New Surry Theatre’s production of the musical doesn’t really answer that question, but, in an extremely entertaining way, it does illustrate how each segment of society exploits the one beneath it. “The Threepenny Opera” also points out how easily corruption can fester from a tiny speck into a huge organism, devouring everything in its path, even love.
On the surface, the musical is the story of the thwarted love between con man Macheath and Polly Peachum, the daughter of the couple who run a band of thieves and pickpockets in London’s West End at the turn of the last century. Director Shari John has mined the show for every ounce of irony. Although not every member of her cast is up to the task of illuminating the layers of meaning Brecht and Weill wove into their plot, she does sculpt some very fine performances with her community players.

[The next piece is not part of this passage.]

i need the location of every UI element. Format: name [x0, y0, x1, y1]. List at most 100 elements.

Robin Jones as J.J. Peachum and Annie Poole as his wife, Celia Peachum, are delightful. Together, they become the engine that drives the production and creates the energy that keeps the audience intrigued. Jones is especially fine at showing the cogs in Mr. Peachum’s head a-turning as he plots and schemes simply because it’s fun. Though they bicker and battle like magpies, Jones and Poole vividly reveal the banked passion of the couple’s youth.
Christopher Candage’s Macheath is disappointingly dull. He and Kateri Valliere as Polly have almost no spark at all. While Candage’s voice is more than up to the role, he is unable to portray Mack the Knife’s charming and smarmy dual nature. This gives Kateri Valliere as Polly Peachum almost nothing to play off. Her lovely voice evokes all the emotion the character feels, but Candage’s portrayal makes it impossible for the audience to see that this young couple easily could turn into her parents.
“Pirate Jenny,” like “Mack the Knife,” is a show-stopping number. For theatergoers used to big finishes just before intermission, “Pirate Jenny” seems out of place in the middle of the Act 1. Nan Lincoln’s incredibly evocative performance of the number, however, does stop the show cold. As the arts editor of the Bar Harbor Times, Lincoln most often sits in the audience. Her memorable portrayal in “The Threepenny Opera” could signal a career shift for the journalist.
The three-piece band, under the direction of Abigail Greene, comes close to sounding like the 15-piece orchestra Weill envisioned for the show. The recent installation of risers on the second floor of the Blue Hill Town Hall have improved sight-lines tremendously and transformed a space, which often felt like an ill-equipped small auditorium, into what feels more like a real theater. The positive impact of this renovation cannot be overstated.
Theatergoers should be prepared to be confronted by cast members as they enter the theater. Vagabonds and street urchins will be persistent in their quests to secure a few pennies and the more experienced, confident performers might get downright aggressive in their insults and banter.
Eventually, police officers do appear to shoo them away but the onslaught of urchins could be irritating for unprepared audience members. Despite a couple of disappointing performances, “The Threepenny Opera” is worth running the beggars’ gantlet.